I’m beginning to have second thoughts.
Plenty of people (myself included) got involved in internet identity because of its promise to put all of us asÂ individuals at the center of our interactions on-line. To empower individuals to define and offer and enforce their own terms in their interactions with others. To not merely be somebody’s user or consumer, but to be a first-class citizen of the net. To not be at the mercy of any government or organization.
And from a merry band of similar-minded individuals, the movement was born. The assumptions were:
- Anybody could set up their “digital home” anywhere on the web at any URL of their choosing. The address of that home would be their LID or OpenID URL.
- When visiting somebody else’s site, they would use that URL-to-home to create a relationship from your site to my site, from your on-line home to my on-line home. It wasn’t thought of single-sign-on, but the equivalent of leaving one’s card at someone else’s place with the invitation to visit and establish a relationship. Technologically similar, but very different in intent.
- This relationship between your site and my site would enable two-directional information flow for a variety of interesting purposes that could be switched off by either participant at any time.
While OpenID, the technology, still can support all of this, the thrust of the thinking of many of its larger supporters today goes into a different direction:
- There is a belief that URLs are too complicated to use by the average individual, which has encouraged what’s called the OpenID “NASCAR GUI“. However, because that GUI can only show a few icons, it clearly encourages me to use a big-company-provided identity instead of my own.
- Directed identity and identifier select hides the identity URL and downplays the “let’s create a relationship by exchanging pointers to home” to the extent that few people new to OpenID can even comprehend they are getting mere single-sign-on, not relationships.
- The primary focus of OpenID-based profile exchange is to convey the user’s e-mail address to the visited site (usually a vendor), so that vendors can send e-mail to the user. Note that because it is e-mail, the the user cannot turn it off. It didn’t have to be that way.
- Certification has entered the picture. While many details are still unclear, all certification schemes that I’ve ever heard of require substantial effort and perhaps money to get certified. In all likelihood, that will make it all but impossible or impractical for individuals to play on a level playing field with mere users of large company’s products. This is particularly ironic when applied to the relationship between citizen and government, which suddenly will have to be mediated by substantial commercial entities. Among other things, they get to see which citizen interacts with which part of the government when and how often.

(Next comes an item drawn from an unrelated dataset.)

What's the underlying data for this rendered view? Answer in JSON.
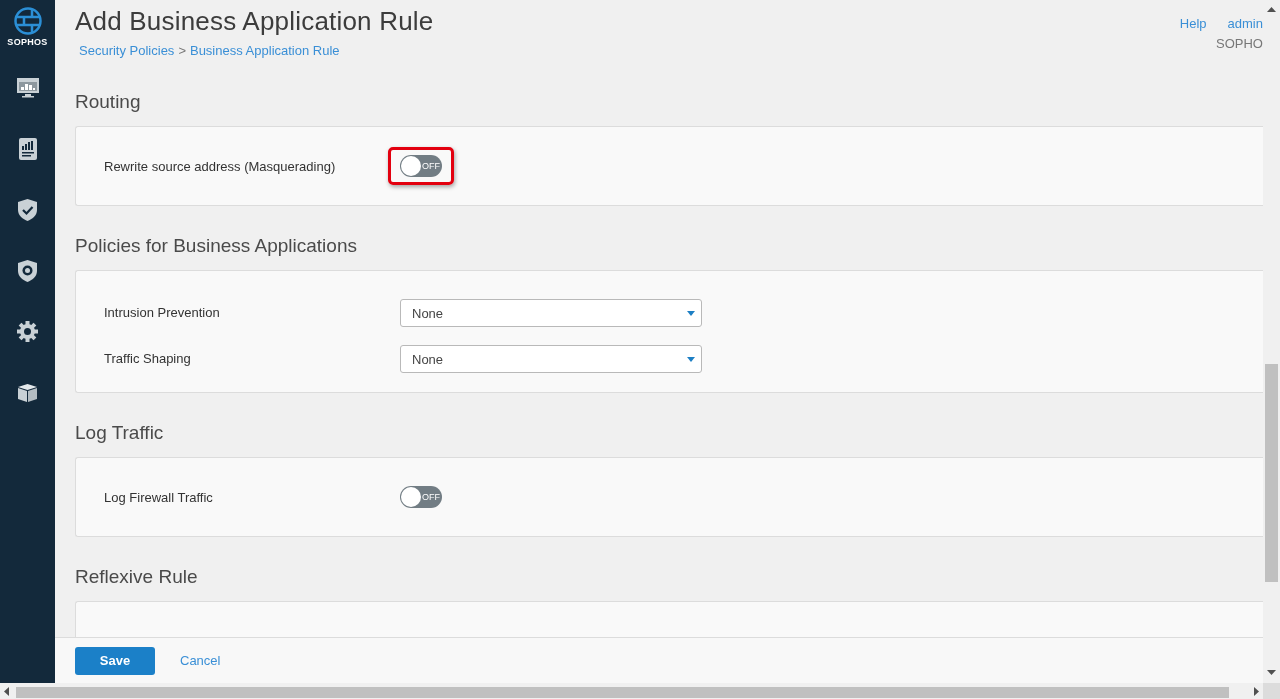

I know the argument that “if the user can see which attributes go over the wire, it’s user-centric.” Well, yes, perhaps, but in my view that’s user-centric in the same way a calorie-free chocolate cake is sweet. I ordered a real chocolate cake, though, please, where did it go?
Don’t get me wrong, there are good things about all of this, the most important of which is that the state of the art has driven substantially more adoption than it likely would have been in the less organized, decentralized, you-be-in-charge-of-your-own-destiny world.
But is the price of more adoption less user-centricity? Or is that just a phase we are going through?
I hope to discuss this and other big questions at the upcoming Internet Identity Workshop. Hope to see you there.